L’Algérie regarde de plus en plus vers l’Afrique subsaharienne, et c’est une bonne nouvelle. La CAN 2025-2026, où les Fennecs figurent parmi les favoris, est l’occasion de rappeler que le pays a une carte à jouer sur le continent. Mais cette ouverture ne doit pas se limiter au football.

Les partenariats technologiques avec la Tunisie et la Libye (174 accords signés) montrent que l’Algérie entend jouer un rôle dans l’écosystème numérique africain. Pourtant, là encore, les contradictions sont flagrantes. Comment prétendre être un leader continental quand on peine à résoudre ses propres problèmes de logement, de chômage ou de précarité étudiante ?

L’Afrique est un miroir pour l’Algérie. Elle lui renvoie l’image d’un pays qui a les moyens de ses ambitions, mais qui hésite encore à les concrétiser. Le Nigeria, avec ses Super Eagles et ses primes de CAN, rappelle que même les géants africains ont leurs faiblesses. L’Algérie, elle, a tout pour devenir une puissance régionale – à condition de ne pas se contenter de discours.

**SYNTHÈSE PROSPECTIVE : L’ALGÉRIE À LA CROISÉE DES CHEMINS**

L’Algérie de 2025 est un pays en tension. D’un côté, les signes d’une renaissance économique et technologique sont indéniables. De l’autre, les fractures sociales, la dépendance aux rentes et l’absence de vision claire pour l’avenir menacent de tout faire basculer.
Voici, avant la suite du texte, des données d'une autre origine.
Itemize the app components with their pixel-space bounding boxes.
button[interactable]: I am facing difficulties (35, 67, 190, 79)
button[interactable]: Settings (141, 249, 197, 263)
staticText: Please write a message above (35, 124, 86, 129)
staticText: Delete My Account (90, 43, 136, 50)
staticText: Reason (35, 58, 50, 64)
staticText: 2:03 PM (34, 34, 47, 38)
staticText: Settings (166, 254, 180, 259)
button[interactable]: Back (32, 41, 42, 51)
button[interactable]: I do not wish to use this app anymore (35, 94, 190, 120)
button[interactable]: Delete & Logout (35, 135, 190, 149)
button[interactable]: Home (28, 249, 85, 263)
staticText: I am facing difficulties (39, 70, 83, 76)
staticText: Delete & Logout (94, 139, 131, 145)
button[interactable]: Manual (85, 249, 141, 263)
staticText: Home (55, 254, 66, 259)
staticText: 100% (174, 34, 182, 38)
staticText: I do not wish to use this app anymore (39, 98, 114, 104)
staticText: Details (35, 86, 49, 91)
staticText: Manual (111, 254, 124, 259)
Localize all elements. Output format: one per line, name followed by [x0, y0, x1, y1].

Trois scénarios se dessinent :

1. Le scénario de la continuité : L’Algérie poursuit sur sa lancée, avec des investissements massifs dans les infrastructures et les technologies, mais sans réforme profonde du système. Les indicateurs macroéconomiques restent bons, mais la jeunesse continue de fuir, et les inégalités se creusent. À terme, le pays devient une sorte de « Dubaï africain » – riche en apparence, mais vide de sens pour ses citoyens.
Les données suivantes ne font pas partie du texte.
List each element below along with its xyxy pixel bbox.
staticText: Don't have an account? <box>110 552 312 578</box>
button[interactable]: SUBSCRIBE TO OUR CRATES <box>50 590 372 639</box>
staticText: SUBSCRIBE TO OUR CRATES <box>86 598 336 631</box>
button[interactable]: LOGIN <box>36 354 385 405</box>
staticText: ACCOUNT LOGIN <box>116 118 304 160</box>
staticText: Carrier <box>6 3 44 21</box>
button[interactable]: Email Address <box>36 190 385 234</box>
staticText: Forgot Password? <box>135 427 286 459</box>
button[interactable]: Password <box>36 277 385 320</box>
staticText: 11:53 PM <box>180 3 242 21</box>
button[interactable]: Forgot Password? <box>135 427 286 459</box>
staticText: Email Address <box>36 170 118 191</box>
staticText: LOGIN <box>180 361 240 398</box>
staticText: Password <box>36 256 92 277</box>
2. Le scénario du chaos : Les tensions sociales (chômage, logement, précarité) finissent par exploser, comme au Maroc voisin. Les salons et les partenariats ne suffisent plus à masquer l’échec des politiques publiques. L’Algérie entre dans une période d’instabilité, avec des risques de radicalisation ou de repli identitaire.

3. Le scénario de la rupture : L’Algérie opère une véritable révolution culturelle et économique. Elle mise sur son héritage historique (archéologie, pluriculturalisme) et sur sa jeunesse pour construire un modèle endogène, moins dépendant des rentes et plus ancré dans l’innovation sociale. Elle devient un leader africain, non pas par la force, mais par l’exemple.

Lequel de ces scénarios l’emportera ? Tout dépendra de la capacité de l’Algérie à transformer ses contradictions en forces. Pour l’instant, le pays semble hésiter entre les trois. Mais une chose est sûre : l’Algérie ne peut plus se contenter de demi-mesures. Soit elle assume pleinement sa place dans le XXIe siècle, soit elle risque de devenir une ruine de plus – non pas archéologique, cette fois, mais économique et sociale.

La bataille pour l’avenir de l’Algérie ne fait que commencer. Et elle se gagnera ou se perdra dans les tranchées de l’innovation, de la justice sociale et de la mémoire.